With GI status, the gelding made the trip back to Saratoga in hopes of a repeat victory in the Bowling Green S. However, a sudden injury kept him from making it to the starting gate.

“The Sunday before the race, they went into his stall and he was dead lame,” Ryan said. “He wouldn’t put his right front on the ground. It was very weird; I’d never seen anything like it. There was no cut, no puncture wound, no laceration. His X-ray and ultrasound were clean.”

Anti-inflammatory drugs brought forth no response, and the next day Ryan said he was no better. It was discovered that his white blood cell count was up, so he was sent to Rood and Riddle Equine Hospital in Saratoga, where they found an infection in the tendon sheath.

“He was at the clinic for almost three weeks,” Ryan recalled. “They flushed the sheath multiple times a day. I thought he was going to die, but Dr. Kathryn Dern and her staff did an unbelievable job. He lost a lot of weight, but he survived.”

Mike Ryan visits Hunter at Rood and Riddle | Allaire Ryan

Defying the odds, Hunter O’Riley would go on to train again and even breeze back at Niall Brennan’s farm last November.

“He was doing great and was back in training when Niall noticed a little filling in that ankle joint,” Ryan said. “We could have given him another six or eight months off and tried to bring him back, but I said he was too nice of a horse. He had just turned seven, so we decided to retire him.”

That was when Allaire received the long-awaited call saying Hunter was ready for her. “The horse had stayed so dang sound that I had gotten tired of waiting and ended up getting another horse,” Allaire said with a laugh. “I told Dad I can’t have two horses at once, but I said let’s get him to Lexington and bring him home.”

While the timing may not have been perfect, there was no question that the horse would stay with the family.

“Hunter made the decision pretty easy,” Allaire said. “He’s given us so much over the years and I would say that he’s Dad’s favorite horse he’s ever owned.”

Mike Ryan hesitated when asked if this was true, citing multiple other top-level horses that have worn his silks over the years, but in the end he agreed with his daughter.

“From a personality standpoint, I would say he’s my favorite,” he conceded. “There’s something about this fellow and his personality. He’s like a kid that is always happy no matter what you ask of him. When you saw him with his head hanging out of the stall with his floppy ears, he just made you smile.”

Ryan continued, “He really would have been good as a seven-year-old because we had finally learned how to ride him. He was a trier and he was as good on dirt as he was on turf. If the turf races ever came off, we were never afraid to run because he would give you just as much effort on dirt.”

Hunter O’Riley has had no issues with his past injury since starting his new career, and he has recently been hard at work maneuvering through his first cross-rail courses.
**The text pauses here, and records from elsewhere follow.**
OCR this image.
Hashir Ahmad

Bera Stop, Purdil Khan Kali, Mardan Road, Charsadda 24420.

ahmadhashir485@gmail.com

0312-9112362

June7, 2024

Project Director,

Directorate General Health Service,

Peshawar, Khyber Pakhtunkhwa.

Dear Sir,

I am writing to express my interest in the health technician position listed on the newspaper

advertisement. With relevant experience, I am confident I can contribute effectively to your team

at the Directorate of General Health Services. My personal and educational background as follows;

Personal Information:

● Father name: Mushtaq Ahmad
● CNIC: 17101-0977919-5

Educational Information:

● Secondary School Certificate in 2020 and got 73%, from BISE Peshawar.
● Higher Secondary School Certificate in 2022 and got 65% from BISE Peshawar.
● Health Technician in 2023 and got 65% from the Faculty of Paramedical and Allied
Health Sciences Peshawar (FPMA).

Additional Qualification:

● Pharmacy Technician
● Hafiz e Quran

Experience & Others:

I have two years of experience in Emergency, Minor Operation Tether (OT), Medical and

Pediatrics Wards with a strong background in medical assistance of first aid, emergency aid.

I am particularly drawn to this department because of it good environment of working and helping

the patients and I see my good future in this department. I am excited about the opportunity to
“He’s not a horse that wants to be retired out in the field,” Allaire said. “The plan is for him to go to some schooling shows with Marty this summer and see how he takes those. If he is the upper-level horse that we think he is, we’ll keep showing. He’s not afraid of anything, but not in a reckless way, more of a confident, eager way. He just wants to make you happy.”

Her dad added, “He’ll be a fun horse for Marty and the girls. He would jump the Eiffel Tower if you asked him. He has no fear and he’s just a cool character.”